Bab Apa yang Dikatakan tentang Waktu Nifas
Hasan oleh Al-Albani
حَدَّثَنَا أَحْمَدُ بْنُ يُونُسَ، أَخْبَرَنَا زُهَيْرٌ، حَدَّثَنَا عَلِيُّ بْنُ عَبْدِ الأَعْلَى، عَنْ أَبِي سَهْلٍ، عَنْ مُسَّةَ، عَنْ أُمِّ سَلَمَةَ، قَالَتْ كَانَتِ النُّفَسَاءُ عَلَى عَهْدِ رَسُولِ اللَّهِ ﷺ تَقْعُدُ بَعْدَ نِفَاسِهَا أَرْبَعِينَ يَوْمًا أَوْ أَرْبَعِينَ لَيْلَةً وَكُنَّا نَطْلِي عَلَى وُجُوهِنَا الْوَرْسَ يَعْنِي مِنَ الْكَلَفِ .

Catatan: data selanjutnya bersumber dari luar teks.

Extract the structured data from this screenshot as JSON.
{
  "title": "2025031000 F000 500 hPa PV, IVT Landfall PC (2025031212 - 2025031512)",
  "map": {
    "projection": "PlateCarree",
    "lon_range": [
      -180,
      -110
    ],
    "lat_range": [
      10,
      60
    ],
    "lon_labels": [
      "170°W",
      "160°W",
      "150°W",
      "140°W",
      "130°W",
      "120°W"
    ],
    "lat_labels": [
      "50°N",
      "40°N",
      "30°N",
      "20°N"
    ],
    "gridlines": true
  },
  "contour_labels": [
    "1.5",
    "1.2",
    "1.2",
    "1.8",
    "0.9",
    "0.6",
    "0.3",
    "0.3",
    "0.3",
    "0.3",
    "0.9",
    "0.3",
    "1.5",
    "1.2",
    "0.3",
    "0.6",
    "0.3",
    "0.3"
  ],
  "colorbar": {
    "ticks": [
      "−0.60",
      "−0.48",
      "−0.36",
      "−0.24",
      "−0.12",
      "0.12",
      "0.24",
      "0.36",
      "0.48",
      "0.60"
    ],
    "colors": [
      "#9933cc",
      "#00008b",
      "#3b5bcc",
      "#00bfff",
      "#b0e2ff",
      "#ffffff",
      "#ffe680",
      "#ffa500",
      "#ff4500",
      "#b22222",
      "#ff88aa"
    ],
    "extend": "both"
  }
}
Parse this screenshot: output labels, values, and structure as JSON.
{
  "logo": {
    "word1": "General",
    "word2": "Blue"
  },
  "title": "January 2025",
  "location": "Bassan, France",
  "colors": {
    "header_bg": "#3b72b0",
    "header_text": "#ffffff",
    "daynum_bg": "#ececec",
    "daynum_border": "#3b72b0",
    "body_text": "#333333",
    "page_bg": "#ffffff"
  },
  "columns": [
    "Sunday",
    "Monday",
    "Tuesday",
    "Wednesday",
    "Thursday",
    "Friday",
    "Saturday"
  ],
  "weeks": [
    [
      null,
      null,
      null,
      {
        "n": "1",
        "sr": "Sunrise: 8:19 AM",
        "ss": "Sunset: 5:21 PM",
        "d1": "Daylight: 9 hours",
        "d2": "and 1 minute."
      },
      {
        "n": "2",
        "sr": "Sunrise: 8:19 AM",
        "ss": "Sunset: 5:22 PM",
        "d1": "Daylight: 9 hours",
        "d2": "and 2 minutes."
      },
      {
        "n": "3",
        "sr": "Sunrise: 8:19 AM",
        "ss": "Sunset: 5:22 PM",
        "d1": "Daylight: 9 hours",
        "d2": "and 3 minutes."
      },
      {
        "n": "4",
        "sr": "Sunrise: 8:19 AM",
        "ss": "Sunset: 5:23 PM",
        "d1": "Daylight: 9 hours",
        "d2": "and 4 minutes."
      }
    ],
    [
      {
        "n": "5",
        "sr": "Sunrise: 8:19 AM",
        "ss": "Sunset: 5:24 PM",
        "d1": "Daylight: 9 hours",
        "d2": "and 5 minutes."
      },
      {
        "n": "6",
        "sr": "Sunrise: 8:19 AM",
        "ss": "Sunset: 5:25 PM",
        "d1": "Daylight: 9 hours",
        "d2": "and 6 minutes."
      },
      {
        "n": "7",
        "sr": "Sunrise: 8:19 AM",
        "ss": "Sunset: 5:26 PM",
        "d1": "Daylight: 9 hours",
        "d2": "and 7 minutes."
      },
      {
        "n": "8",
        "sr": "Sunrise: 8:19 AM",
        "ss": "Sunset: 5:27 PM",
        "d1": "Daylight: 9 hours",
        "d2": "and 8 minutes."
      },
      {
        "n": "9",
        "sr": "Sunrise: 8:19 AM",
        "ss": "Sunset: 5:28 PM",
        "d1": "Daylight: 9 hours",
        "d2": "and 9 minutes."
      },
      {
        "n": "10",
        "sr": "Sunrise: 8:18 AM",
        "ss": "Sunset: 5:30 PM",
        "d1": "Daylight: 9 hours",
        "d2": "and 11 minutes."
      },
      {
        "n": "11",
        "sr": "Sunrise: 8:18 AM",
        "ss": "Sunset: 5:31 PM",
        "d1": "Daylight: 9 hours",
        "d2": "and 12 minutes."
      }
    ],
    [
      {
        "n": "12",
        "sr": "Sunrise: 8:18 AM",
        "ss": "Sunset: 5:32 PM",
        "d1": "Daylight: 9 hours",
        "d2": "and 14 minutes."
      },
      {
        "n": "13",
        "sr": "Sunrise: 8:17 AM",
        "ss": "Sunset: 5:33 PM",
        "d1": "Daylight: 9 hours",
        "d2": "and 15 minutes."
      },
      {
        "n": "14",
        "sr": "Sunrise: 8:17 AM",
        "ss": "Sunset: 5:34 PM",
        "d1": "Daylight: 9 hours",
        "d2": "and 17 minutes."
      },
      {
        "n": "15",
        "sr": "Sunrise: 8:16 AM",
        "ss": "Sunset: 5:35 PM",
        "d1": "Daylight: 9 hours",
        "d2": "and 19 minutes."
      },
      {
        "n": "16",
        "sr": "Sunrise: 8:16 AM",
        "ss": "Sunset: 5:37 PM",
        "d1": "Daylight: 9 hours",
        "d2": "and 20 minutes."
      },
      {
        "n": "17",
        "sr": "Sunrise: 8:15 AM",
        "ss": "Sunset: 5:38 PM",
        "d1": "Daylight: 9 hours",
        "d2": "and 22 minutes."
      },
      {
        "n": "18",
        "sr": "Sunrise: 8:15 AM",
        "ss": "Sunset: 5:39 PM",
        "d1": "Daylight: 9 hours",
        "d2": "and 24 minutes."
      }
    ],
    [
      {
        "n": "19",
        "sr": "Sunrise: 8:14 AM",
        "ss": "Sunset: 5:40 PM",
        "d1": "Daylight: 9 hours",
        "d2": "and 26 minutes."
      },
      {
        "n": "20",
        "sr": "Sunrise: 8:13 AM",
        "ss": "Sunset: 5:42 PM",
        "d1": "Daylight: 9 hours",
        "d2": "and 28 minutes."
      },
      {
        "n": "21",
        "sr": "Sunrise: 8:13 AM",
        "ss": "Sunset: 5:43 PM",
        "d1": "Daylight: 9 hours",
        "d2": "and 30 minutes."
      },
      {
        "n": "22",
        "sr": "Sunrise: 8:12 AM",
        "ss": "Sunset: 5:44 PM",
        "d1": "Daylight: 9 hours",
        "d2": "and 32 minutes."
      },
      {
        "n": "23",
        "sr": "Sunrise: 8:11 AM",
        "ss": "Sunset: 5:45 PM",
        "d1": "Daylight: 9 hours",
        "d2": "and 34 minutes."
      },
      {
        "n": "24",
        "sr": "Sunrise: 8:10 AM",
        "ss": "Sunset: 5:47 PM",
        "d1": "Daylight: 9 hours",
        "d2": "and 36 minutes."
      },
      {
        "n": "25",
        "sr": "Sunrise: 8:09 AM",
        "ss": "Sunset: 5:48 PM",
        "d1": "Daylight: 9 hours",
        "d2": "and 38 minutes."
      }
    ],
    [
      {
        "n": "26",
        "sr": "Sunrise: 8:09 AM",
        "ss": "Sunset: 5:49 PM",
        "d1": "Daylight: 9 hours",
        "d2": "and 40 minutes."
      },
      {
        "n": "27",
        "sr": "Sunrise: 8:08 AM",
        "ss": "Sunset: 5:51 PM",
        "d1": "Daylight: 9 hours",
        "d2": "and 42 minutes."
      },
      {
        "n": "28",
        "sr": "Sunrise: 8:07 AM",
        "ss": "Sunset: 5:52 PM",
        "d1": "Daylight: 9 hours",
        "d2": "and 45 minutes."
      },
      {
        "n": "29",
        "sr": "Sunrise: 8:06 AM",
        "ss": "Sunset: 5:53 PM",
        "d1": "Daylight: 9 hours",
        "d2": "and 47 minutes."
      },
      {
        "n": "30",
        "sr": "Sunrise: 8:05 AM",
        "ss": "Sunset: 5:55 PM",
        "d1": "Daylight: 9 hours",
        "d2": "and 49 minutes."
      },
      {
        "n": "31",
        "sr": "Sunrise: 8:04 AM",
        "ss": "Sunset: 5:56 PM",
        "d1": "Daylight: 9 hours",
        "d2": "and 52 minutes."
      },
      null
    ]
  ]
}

Telah menceritakan kepada kami Ahmad bin Yunus, telah mengabarkan kepada kami Zuhair, telah menceritakan kepada kami Ali bin Abdul A'la, dari Abu Sahl, dari Mussa, dari Umm Salamah, ia berkata: "Wanita yang nifas pada zaman Rasulullah ﷺ berdiam diri setelah nifasnya selama empat puluh hari atau empat puluh malam; dan kami mengoleskan wajah kami dengan herba aromatik yang disebut wars untuk menghilangkan bercak gelap."